The BDU-58 Meteor was a simple orbital delivery system designed specifically for the XR-A9. It was nothing more than a large heat-shielded container fitted with a liquid-fuel rocket booster, guidance system, datalink communications system, and payload release mechanisms. Once the BDU-58 was released, the first stage rocket motor pushed the weapon down and away from the Black Stallion, then up on a tongue of fire into its own Earth orbit. Once in orbit, the Meteor’s rocket engine could push the spacecraft out of orbit, change course, or propel it to a higher or differently shaped orbit, depending on the payload. After releasing its payload, the Meteor could be deorbited and allowed to burn up in the atmosphere, or it could be retrieved by another spacecraft, brought back to Earth, and reused.
On this mission, the Meteor carried three inert test articles, each weighing about twelve hundred pounds. The Meteor would be deorbited at a particular point in its orbit, penetrating all the way through the atmosphere in order to protect the test articles inside; then each test article would be released at different altitudes above the target area. Each test article had a triple-mode guidance system that would locate targets using millimeter-wave radar, infrared, and satellite steering signals, but then each test article would “tell” the other which target it was tracking and the quality of its target identification and lock, so the other test articles could locate and attack other targets. The test articles had tiny winglets that allowed it to home in precisely to its target or glide long distances if necessary to locate targets. When released from extremely high altitudes, the test articles could glide for as far as two hundred miles, or loiter over an area for several minutes searching for targets.
“Payload released successfully, bay doors closed,” Patrick reported. “It’ll make two orbits, then attack its targets inside the White Sands Missile Test Range.”
“I’d hate to be under those bad boys when they come in,” Boomer remarked. “Okay, sir, we’ll alter course slightly southeast, then in exactly eleven minutes and nine seconds we’ll start our descent for Washington. Let me brief you on the descent procedures…”
“I’ve got a better idea, Boomer,” Patrick interrupted. “How about we take her up?”
“Up? You want to go to a higher altitude?”
“No. Let’s take it up…into orbit.”
“Are you sure, sir? That wasn’t on the flight plan.”
“I’m sure.”
“But during takeoff…”
“I’m okay, Boomer — really. Maybe I blacked out a bit, but I feel fine now.”

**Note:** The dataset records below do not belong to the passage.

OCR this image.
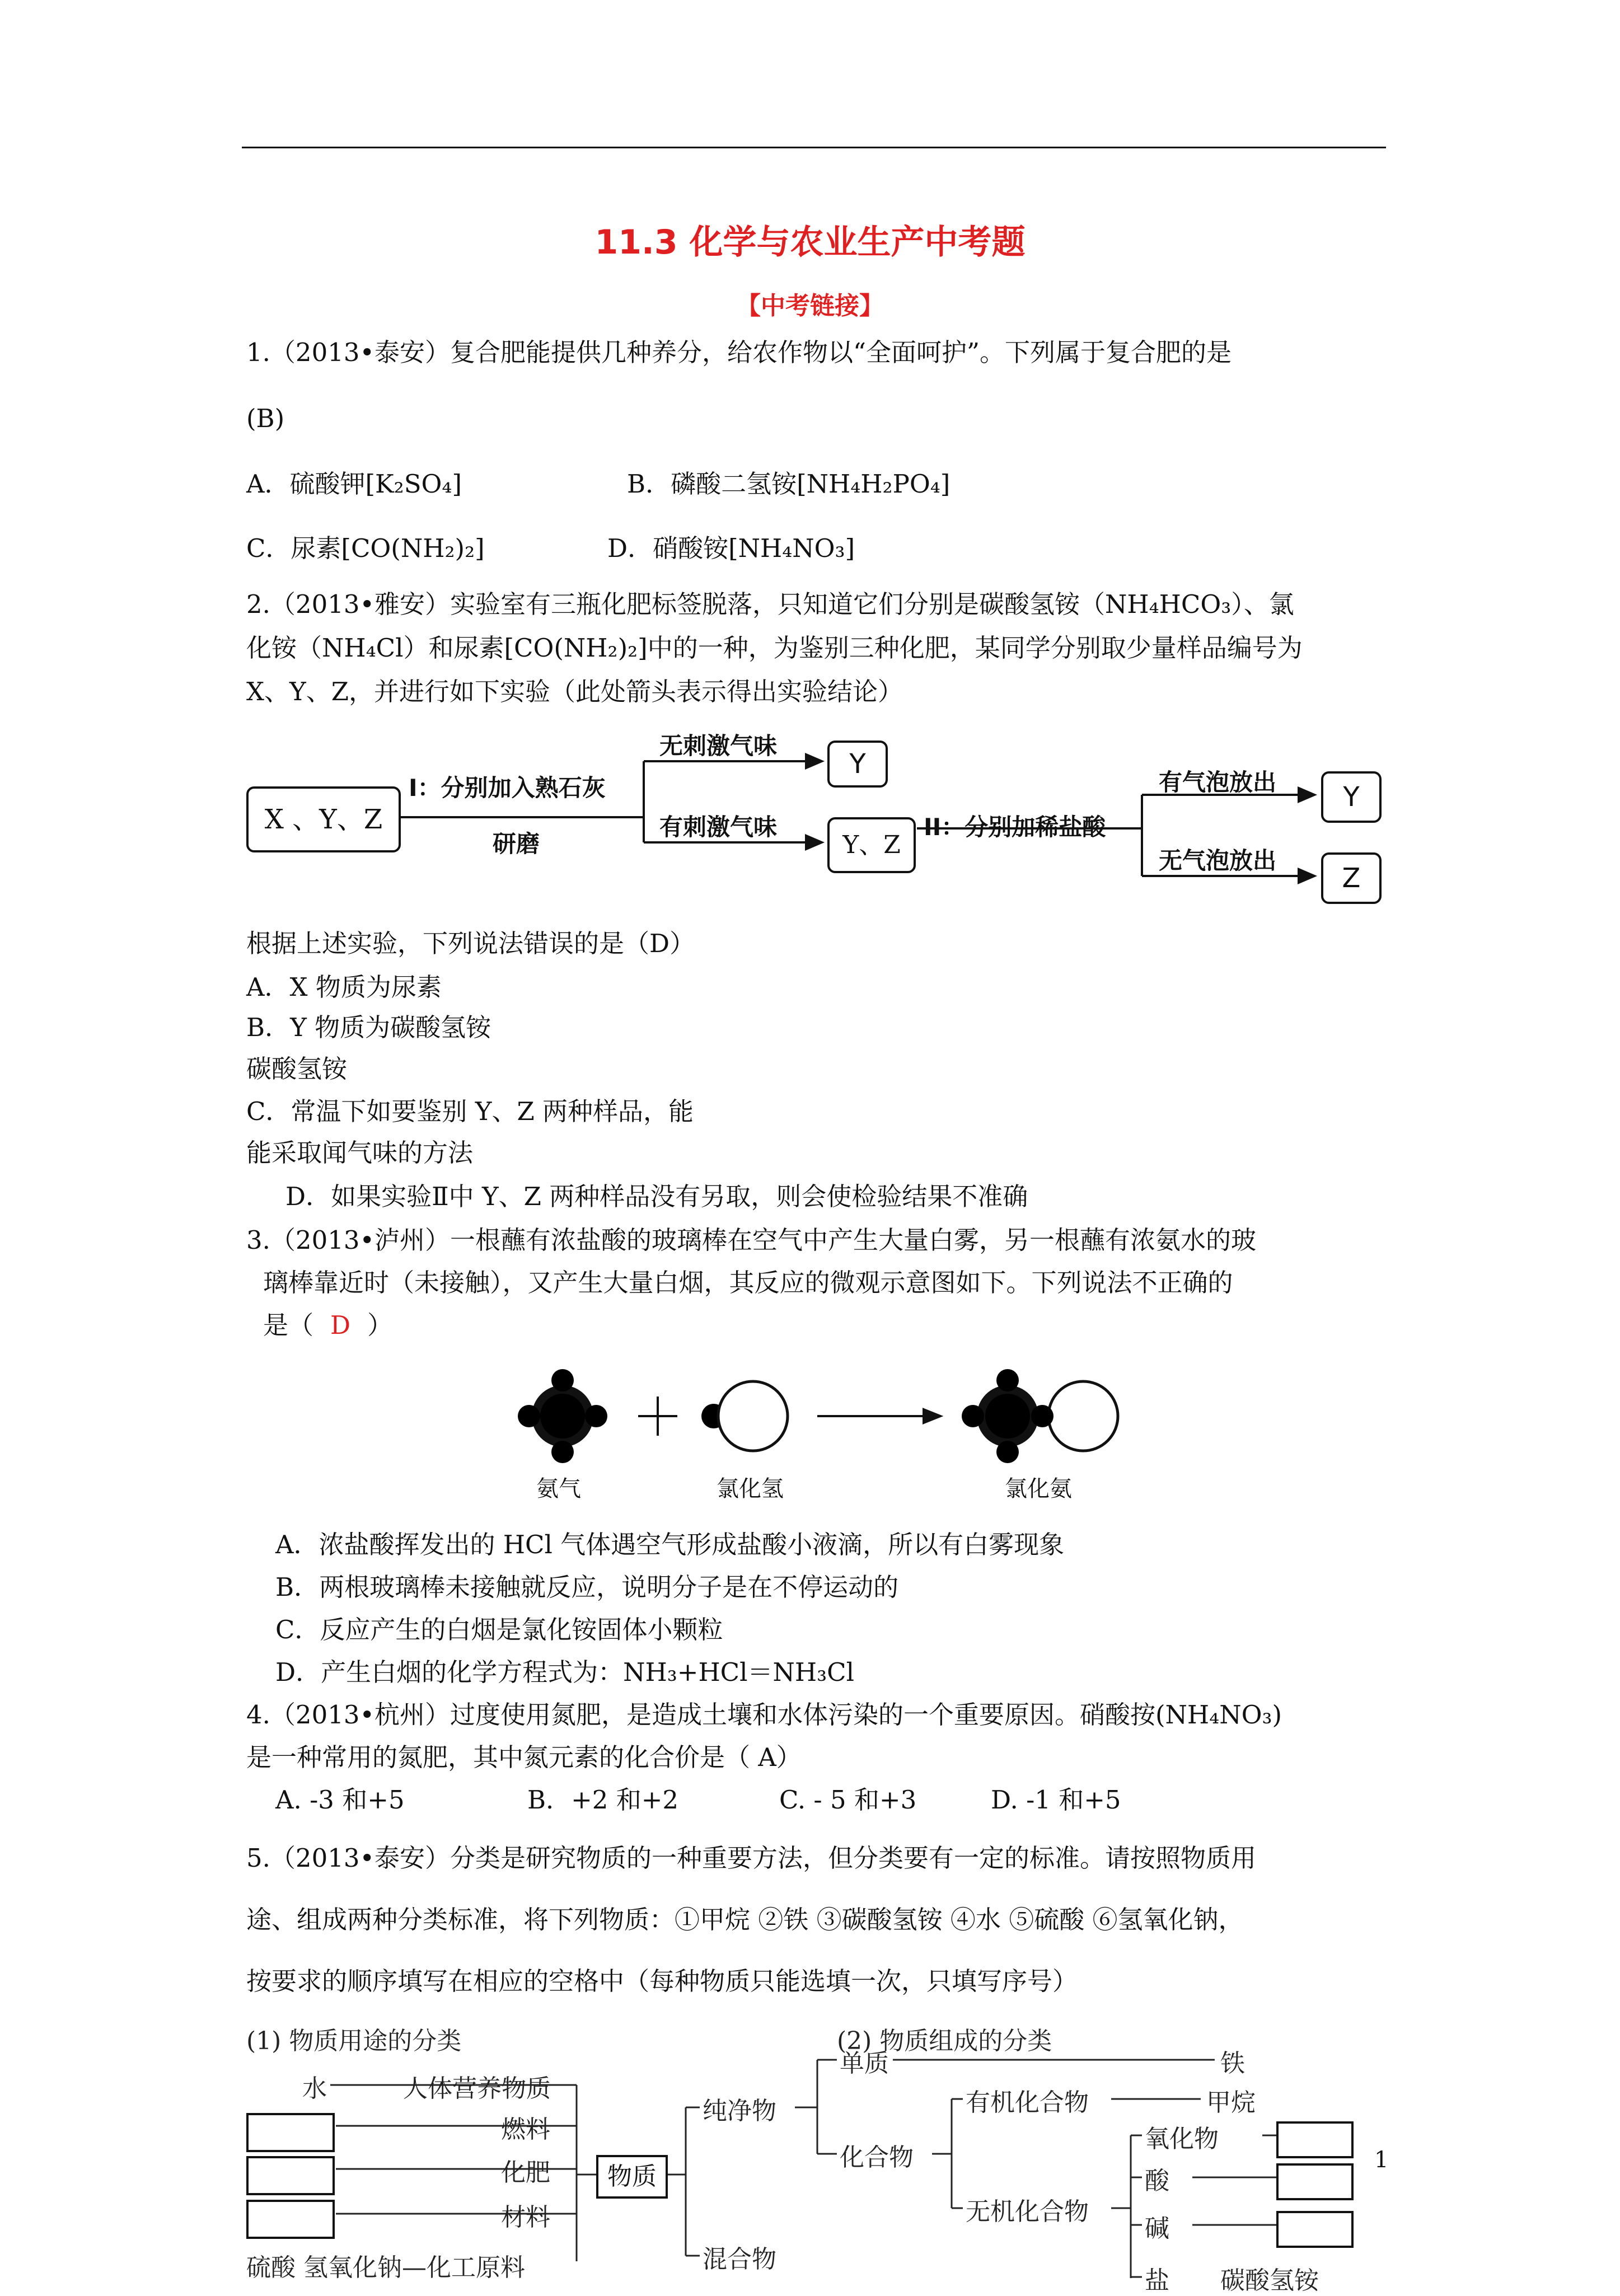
11.3 化学与农业生产中考题
【中考链接】
1.（2013•泰安）复合肥能提供几种养分，给农作物以“全面呵护”。下列属于复合肥的是
(B)
A．硫酸钾[K₂SO₄]	B．磷酸二氢铵[NH₄H₂PO₄]
C．尿素[CO(NH₂)₂]	D．硝酸铵[NH₄NO₃]
2.（2013•雅安）实验室有三瓶化肥标签脱落，只知道它们分别是碳酸氢铵（NH₄HCO₃）、氯
化铵（NH₄Cl）和尿素[CO(NH₂)₂]中的一种，为鉴别三种化肥，某同学分别取少量样品编号为
X、Y、Z，并进行如下实验（此处箭头表示得出实验结论）
X 、Y、Z
I：分别加入熟石灰
研磨
无刺激气味
Y
有刺激气味
Y、Z
II：分别加稀盐酸
有气泡放出	Y
无气泡放出
Z
根据上述实验，下列说法错误的是（D）
A．X 物质为尿素
B．Y 物质为碳酸氢铵
碳酸氢铵
C．常温下如要鉴别 Y、Z 两种样品，能
能采取闻气味的方法
D．如果实验Ⅱ中 Y、Z 两种样品没有另取，则会使检验结果不准确
3.（2013•泸州）一根蘸有浓盐酸的玻璃棒在空气中产生大量白雾，另一根蘸有浓氨水的玻
璃棒靠近时（未接触），又产生大量白烟，其反应的微观示意图如下。下列说法不正确的
是（ D ）
氨气	氯化氢	氯化氨
A．浓盐酸挥发出的 HCl 气体遇空气形成盐酸小液滴，所以有白雾现象
B．两根玻璃棒未接触就反应，说明分子是在不停运动的
C．反应产生的白烟是氯化铵固体小颗粒
D．产生白烟的化学方程式为：NH₃+HCl＝NH₃Cl
4.（2013•杭州）过度使用氮肥，是造成土壤和水体污染的一个重要原因。硝酸按(NH₄NO₃)
是一种常用的氮肥，其中氮元素的化合价是（ A）
A. -3 和+5	B．+2 和+2	C. - 5 和+3	D. -1 和+5
5.（2013•泰安）分类是研究物质的一种重要方法，但分类要有一定的标准。请按照物质用
途、组成两种分类标准，将下列物质：①甲烷 ②铁 ③碳酸氢铵 ④水 ⑤硫酸 ⑥氢氧化钠，
按要求的顺序填写在相应的空格中（每种物质只能选填一次，只填写序号）
(1) 物质用途的分类	(2) 物质组成的分类
水	人体营养物质
燃料
化肥
材料
硫酸 氢氧化钠—化工原料
物质
纯净物
混合物
单质	铁
化合物
有机化合物	甲烷
无机化合物
氧化物
酸
碱
盐 碳酸氢铵
1
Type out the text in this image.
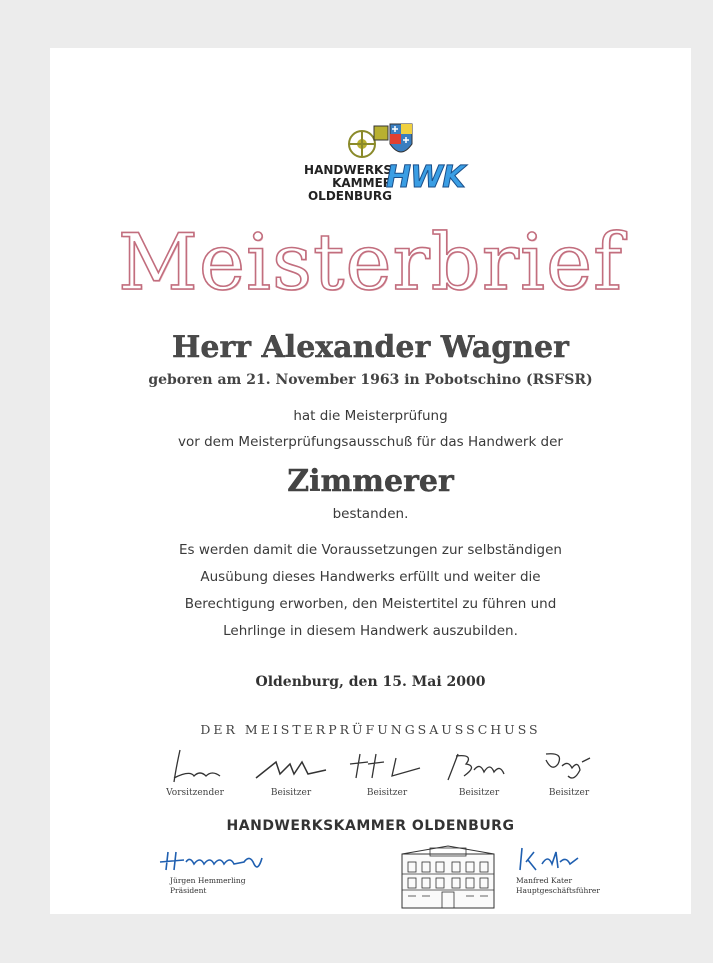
HANDWERKS
KAMMER
OLDENBURG
HWK
Meisterbrief
Herr Alexander Wagner
geboren am 21. November 1963 in Pobotschino (RSFSR)
hat die Meisterprüfung
vor dem Meisterprüfungsausschuß für das Handwerk der
Zimmerer
bestanden.
Es werden damit die Voraussetzungen zur selbständigen
Ausübung dieses Handwerks erfüllt und weiter die
Berechtigung erworben, den Meistertitel zu führen und
Lehrlinge in diesem Handwerk auszubilden.
Oldenburg, den 15. Mai 2000
DER MEISTERPRÜFUNGSAUSSCHUSS
Vorsitzender	Beisitzer	Beisitzer	Beisitzer	Beisitzer
HANDWERKSKAMMER OLDENBURG
Jürgen Hemmerling
Präsident
Manfred Kater
Hauptgeschäftsführer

“I’m thinking about re-entry, that’s all,” Boomer said. “The g-forces are heavier and more sustained.”
“I’ll be fine…Captain,” Patrick said, adding the formal title “Captain” again to signify his desire to terminate the discussion.
“Yes, sir.” There was only a slight hesitation as Boomer considered whether or not to use his prerogative and not do this, but he decided that the required phase of this flight had been accomplished — if the general became incapacitated, it wouldn’t affect mission completion. Besides, what aviator wouldn’t want to fly into orbit if he had the chance? “Ready when you are, General,” Noble responded. “Let me make a few changes to the flight plan and get them entered into the computer…” It took only a few minutes, with Patrick carefully monitoring Boomer’s inputs and the computer’s responses. “Done. Isn’t there anyone you need to call first? Don’t we need to get permission from someone?”